To learn how to create a synthetic dataset using Unity please see the
[perception documentation](https://github.com/Unity-Technologies/com.unity.perception).


## Running the Dataset Insights Jupyter Notebook Locally
You can either run the notebook by installing our python package or by using our docker image.

### Running a Notebook Locally Using Docker

#### Requirements
[Docker](https://docs.docker.com/get-docker/) installed.

#### Steps
1. Run notebook server using docker

```bash
docker run \
  -p 8888:8888 \
  -v $HOME/data:/data \
  -t unitytechnologies/datasetinsights:latest
```
This command mounts directory `$HOME/data` in your local filesystem to `/data` inside the container.
If you are loading a dataset generated locally from a Unity app, replace this path with the root of your app's persistent data folder.

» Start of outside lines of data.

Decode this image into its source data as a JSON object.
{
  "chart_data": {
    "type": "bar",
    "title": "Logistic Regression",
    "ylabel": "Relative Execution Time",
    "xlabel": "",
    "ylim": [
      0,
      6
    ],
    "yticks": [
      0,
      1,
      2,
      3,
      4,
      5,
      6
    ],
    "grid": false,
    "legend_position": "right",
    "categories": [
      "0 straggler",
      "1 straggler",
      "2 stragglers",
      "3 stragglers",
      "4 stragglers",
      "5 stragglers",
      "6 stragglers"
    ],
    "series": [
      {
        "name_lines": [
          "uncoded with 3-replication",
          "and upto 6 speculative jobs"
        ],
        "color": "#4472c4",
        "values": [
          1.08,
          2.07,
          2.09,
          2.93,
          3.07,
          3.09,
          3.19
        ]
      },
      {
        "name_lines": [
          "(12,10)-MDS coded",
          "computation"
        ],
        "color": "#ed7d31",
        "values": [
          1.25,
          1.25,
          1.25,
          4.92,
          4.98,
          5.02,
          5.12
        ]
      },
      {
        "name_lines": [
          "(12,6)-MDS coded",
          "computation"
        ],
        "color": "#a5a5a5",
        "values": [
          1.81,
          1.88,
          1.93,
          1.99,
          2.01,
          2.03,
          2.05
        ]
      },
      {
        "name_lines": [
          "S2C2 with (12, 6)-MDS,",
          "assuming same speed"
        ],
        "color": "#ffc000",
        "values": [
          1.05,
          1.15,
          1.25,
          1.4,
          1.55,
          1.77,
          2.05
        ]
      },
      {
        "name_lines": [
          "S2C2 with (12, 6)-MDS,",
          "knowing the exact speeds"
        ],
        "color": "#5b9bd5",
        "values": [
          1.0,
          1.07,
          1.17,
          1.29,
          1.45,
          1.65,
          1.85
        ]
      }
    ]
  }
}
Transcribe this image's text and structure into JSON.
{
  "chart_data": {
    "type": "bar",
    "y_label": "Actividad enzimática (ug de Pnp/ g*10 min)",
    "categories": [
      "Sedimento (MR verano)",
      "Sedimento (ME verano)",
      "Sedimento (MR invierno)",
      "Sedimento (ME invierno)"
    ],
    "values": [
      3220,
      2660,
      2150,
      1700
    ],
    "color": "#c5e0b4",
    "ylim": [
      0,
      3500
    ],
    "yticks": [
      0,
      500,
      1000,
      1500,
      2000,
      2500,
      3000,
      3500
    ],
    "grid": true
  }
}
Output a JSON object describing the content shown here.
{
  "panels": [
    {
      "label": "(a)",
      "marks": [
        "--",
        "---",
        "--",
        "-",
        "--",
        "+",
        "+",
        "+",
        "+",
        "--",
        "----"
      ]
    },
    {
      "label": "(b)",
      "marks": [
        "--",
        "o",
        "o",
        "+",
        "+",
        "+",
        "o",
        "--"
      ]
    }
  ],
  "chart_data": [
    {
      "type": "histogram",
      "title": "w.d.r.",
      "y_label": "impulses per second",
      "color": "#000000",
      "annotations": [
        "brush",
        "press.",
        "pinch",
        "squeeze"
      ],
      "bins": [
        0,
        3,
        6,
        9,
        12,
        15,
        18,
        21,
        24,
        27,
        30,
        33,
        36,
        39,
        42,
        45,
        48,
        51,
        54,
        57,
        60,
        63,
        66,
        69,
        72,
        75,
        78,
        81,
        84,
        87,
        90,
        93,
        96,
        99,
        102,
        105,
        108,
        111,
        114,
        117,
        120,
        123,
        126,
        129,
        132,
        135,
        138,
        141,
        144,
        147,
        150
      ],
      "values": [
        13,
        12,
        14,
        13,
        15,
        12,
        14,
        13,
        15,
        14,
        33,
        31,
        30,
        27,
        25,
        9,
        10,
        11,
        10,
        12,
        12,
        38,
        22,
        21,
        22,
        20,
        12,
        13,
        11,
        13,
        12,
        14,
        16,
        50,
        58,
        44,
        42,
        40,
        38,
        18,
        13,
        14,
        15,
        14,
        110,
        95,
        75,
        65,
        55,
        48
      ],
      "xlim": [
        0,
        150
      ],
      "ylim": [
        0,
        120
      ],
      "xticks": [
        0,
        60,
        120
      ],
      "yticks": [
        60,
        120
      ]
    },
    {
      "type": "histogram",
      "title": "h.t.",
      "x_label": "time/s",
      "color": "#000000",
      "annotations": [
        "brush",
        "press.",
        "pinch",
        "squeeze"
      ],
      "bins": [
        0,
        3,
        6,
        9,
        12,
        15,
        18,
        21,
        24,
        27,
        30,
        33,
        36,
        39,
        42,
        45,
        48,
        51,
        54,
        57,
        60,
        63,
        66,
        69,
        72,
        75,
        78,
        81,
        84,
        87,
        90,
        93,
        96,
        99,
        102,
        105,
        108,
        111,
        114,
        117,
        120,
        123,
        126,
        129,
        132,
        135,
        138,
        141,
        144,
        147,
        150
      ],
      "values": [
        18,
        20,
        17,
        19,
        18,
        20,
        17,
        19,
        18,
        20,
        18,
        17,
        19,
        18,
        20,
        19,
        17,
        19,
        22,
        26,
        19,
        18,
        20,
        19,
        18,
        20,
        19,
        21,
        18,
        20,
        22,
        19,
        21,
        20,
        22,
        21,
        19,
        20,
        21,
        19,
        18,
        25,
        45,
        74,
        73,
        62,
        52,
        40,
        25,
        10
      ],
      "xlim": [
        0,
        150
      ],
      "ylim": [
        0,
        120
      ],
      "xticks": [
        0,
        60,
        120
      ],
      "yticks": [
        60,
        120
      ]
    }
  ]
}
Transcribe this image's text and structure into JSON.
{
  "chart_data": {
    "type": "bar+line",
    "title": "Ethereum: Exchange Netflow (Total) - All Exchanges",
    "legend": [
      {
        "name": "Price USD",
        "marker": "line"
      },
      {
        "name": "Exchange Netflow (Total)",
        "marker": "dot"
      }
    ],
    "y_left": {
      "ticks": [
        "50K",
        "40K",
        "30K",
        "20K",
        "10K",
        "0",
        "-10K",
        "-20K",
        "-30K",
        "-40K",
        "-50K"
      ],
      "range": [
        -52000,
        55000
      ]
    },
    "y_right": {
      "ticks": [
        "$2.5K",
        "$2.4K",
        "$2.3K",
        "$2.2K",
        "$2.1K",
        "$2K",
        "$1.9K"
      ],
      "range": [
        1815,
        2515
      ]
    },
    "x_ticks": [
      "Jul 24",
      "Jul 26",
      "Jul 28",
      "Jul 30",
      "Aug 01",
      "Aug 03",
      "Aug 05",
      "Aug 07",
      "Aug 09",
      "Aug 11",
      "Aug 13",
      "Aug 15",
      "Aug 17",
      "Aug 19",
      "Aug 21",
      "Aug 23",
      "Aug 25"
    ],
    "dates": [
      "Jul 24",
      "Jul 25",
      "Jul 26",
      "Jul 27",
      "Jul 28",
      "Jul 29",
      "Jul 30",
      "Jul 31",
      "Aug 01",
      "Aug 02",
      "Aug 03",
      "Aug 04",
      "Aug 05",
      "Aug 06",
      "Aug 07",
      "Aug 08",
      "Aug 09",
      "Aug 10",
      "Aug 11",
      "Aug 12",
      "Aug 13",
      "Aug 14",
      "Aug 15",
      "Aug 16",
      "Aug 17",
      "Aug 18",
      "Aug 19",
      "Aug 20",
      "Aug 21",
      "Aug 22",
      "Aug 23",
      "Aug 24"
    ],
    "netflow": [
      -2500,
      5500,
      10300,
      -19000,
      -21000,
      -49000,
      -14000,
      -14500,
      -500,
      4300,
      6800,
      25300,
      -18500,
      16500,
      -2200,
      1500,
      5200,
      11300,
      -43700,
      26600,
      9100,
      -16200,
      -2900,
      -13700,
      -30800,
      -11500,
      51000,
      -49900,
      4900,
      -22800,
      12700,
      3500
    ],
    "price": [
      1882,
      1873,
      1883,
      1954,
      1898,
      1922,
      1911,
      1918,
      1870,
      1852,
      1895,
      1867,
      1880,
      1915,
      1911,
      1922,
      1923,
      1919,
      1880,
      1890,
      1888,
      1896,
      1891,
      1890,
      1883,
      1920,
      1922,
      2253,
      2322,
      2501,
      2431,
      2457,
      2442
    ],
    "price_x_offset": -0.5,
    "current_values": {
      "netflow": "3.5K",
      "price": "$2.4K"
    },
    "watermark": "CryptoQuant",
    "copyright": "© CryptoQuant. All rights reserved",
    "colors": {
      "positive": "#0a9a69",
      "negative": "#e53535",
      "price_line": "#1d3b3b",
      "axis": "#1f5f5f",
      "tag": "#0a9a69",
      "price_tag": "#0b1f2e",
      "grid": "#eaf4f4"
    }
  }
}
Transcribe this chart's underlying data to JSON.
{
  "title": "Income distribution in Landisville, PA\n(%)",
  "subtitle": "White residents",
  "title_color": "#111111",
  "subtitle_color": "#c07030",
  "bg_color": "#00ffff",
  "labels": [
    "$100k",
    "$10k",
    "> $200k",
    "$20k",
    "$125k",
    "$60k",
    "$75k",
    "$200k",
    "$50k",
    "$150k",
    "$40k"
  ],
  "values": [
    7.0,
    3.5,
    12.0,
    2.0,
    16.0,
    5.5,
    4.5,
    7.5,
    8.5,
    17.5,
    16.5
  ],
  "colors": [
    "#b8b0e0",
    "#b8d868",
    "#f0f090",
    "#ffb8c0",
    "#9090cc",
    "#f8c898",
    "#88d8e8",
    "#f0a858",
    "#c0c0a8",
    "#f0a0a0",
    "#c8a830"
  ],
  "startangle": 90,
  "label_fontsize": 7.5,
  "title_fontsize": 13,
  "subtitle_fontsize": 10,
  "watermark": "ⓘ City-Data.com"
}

Example persistent data paths from [SynthDet](https://github.com/Unity-Technologies/synthdet):
* OSX: `~/Library/Application\ Support/UnityTechnologies/SynthDet`
* Linux: `$XDG_CONFIG_HOME/unity3d/UnityTechnologies/SynthDet`
* Windows: `%userprofile%\AppData\LocalLow\UnityTechnologies\SynthDet`


2. Go to `http://localhost:8888` in a web browser to open the Jupyter browser.
3. Open and run the example notebook in `/datasetinsights/notebooks/` or create your own.
   (todo replace docker container gcr.io/unity-ai-thea-test/thea with public links)

## Running a Dataset Insights Jupyter Notebook via Google Cloud Platform (GCP)
- To run the notebook on GCP's AI platform follow
[these instructions](https://cloud.google.com/ai-platform/notebooks/docs/custom-container) and use the container `unitytechnologies/datasetinsights:latest`
- Alternately, to run the notebook on kubeflow follow [these steps](https://www.kubeflow.org/docs/notebooks/setup/)

### Download Dataset from Unity Simulation

[Unity Simulation](https://unity.com/products/simulation) provides a powerful platform for running simulations at large scale. You can use the provided cli script to download Perception datasets generated in Unity Simulation:

```bash
python -m datasetinsights.scripts.usim_download \
  --data-root=$HOME/data \
  --run-execution-id=<run-execution-id> \
  --auth-token=<xxx>
```

The `auth-token` can be generated using the Unity Simulation [CLI](https://github.com/Unity-Technologies/Unity-Simulation-Docs/blob/master/doc/cli.md#usim-inspect-auth). This script will download the synthetic dataset for the requested [run-execution-id](https://github.com/Unity-Technologies/Unity-Simulation-Docs/blob/master/doc/cli.md#argument-descriptions).

If the `--include-binary` flag is present, the images will also be downloaded. This might take a long time, depending on the size of the generated dataset.